A oposição entre “a pessoa eu”, termo cunhado por Benveniste, teórico no qual este trabalho tem seu alicerce, e a “pessoa não eu” é o que define a correlação de subjetividade. O que define e diferencia eu e tu é primeiramente o fato de ser eu / interior - , enunciado a tu / exterior , dentro da realidade do diálogo. Realidade essa que ao pronunciar-se “eu” presumimos ou suscitamos uma pessoa fictícia e instituímos uma relação entre eu e essa quase-pessoa. Benveniste assim resume essa correlação de subjetividade:
“quando saio de mim para estabelecer uma relação viva com um ser, encontro ou proponho necessariamente um tu que é fora de mim, a única pessoa imaginável. Essas qualidades de interioridade e de transcendência pertencem particularmente ao eu e se invertem em tu. Poder-se-á, então, definir o tu como a pessoa não subjetiva, em face da pessoa subjetiva que eu representa; e essas duas “pessoas” se oporão juntas à forma de “não-pessoa” ( =”ele” )”.
O autor mostra, então, que as três pessoas firmadas na enunciação são definidamente diferentes entre si, sendo que a primeira e a segunda pessoa possuem traços comuns (correlação de subjetividade) que as diferenciam da terceira pessoa – não determinada (não-pessoa). Devemos ressaltar que é o enunciado, ou a enunciação, que especifica e determina “o que é pessoa e o que não é pessoa”, uma vez que somente via enunciado é que identificamos quem participa ou não da comunicação.
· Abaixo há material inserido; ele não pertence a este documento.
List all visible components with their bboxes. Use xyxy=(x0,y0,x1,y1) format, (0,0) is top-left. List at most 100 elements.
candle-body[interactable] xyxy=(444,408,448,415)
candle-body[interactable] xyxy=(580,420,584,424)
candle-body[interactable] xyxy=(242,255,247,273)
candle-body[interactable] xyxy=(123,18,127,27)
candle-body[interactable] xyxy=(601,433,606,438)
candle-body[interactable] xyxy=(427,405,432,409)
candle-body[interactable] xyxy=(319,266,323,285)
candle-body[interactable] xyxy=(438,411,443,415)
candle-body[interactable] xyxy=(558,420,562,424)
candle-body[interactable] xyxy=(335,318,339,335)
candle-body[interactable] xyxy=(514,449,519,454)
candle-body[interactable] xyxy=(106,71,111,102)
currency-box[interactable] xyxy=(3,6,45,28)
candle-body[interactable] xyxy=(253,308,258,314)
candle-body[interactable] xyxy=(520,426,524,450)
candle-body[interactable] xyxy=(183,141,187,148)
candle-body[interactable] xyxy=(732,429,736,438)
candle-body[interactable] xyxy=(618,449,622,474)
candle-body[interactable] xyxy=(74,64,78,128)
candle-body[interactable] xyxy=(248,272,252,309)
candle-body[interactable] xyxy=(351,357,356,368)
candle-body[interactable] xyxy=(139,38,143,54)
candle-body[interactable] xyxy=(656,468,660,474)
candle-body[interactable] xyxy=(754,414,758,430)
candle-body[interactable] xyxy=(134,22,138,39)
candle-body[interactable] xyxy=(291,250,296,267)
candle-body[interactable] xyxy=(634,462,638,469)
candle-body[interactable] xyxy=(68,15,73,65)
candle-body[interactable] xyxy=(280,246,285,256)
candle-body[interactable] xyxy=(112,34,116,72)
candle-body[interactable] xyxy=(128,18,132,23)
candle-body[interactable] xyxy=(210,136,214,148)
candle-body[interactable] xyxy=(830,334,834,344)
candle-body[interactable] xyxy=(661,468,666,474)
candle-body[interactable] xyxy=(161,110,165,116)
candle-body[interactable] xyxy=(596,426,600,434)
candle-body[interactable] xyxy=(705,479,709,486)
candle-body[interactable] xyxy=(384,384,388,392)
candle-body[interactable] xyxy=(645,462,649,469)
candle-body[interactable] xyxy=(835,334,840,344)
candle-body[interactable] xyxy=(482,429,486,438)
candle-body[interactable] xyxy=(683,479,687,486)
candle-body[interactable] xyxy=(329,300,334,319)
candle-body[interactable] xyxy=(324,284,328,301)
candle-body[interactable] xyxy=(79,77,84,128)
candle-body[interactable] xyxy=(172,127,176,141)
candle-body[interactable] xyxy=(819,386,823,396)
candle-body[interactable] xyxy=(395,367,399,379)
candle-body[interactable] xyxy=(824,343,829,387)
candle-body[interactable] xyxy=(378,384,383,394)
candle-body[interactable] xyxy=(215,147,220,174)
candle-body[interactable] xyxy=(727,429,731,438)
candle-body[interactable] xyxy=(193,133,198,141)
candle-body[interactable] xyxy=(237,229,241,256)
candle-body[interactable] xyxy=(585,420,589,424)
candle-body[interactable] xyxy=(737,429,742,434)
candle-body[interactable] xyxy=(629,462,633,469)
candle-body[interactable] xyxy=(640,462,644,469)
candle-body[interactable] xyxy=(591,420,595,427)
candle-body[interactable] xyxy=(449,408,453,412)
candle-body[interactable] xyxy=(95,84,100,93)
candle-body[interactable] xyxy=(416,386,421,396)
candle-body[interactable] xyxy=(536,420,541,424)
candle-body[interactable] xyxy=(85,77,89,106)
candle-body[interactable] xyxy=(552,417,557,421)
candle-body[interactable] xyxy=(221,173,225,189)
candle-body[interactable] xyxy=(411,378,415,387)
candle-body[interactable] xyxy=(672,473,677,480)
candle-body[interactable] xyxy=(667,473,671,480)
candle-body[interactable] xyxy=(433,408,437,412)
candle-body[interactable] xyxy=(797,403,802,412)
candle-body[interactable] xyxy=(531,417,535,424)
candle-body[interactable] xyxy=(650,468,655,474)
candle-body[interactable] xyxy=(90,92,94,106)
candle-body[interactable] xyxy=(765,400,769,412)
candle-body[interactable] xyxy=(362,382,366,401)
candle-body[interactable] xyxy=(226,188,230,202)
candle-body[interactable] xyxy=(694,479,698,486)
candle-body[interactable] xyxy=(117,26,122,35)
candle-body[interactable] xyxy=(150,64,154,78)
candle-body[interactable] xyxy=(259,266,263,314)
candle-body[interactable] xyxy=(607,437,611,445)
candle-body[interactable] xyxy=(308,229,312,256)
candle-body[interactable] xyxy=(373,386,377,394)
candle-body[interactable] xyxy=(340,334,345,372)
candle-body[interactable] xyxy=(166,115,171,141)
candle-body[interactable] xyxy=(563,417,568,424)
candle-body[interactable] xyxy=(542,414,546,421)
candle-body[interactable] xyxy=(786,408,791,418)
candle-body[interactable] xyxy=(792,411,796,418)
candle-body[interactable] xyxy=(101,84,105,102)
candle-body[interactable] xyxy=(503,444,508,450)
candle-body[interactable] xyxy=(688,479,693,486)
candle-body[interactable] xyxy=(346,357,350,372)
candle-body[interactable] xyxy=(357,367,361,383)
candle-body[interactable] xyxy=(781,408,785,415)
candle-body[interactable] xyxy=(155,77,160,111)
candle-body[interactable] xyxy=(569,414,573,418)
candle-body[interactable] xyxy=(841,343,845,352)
Não podemos, ainda, deixar de citar que a terceira pessoa apresenta uma forma de feminino, diferente da primeira e segunda pessoa, e de plural, apresentando uma pluralização de pessoas, como a exemplo do ‘nós’ que apresenta três objetos:
1. Nós Inclusivo: quando ao ‘eu’ se acrescenta um ‘tu’ (singular ou plural)
2. Nós Exclusivo: quando ao ‘eu’ juntam-se ‘ele’
3. Nós Misto: quando ‘eu ‘ junta-se a ‘tu’ e ‘ele’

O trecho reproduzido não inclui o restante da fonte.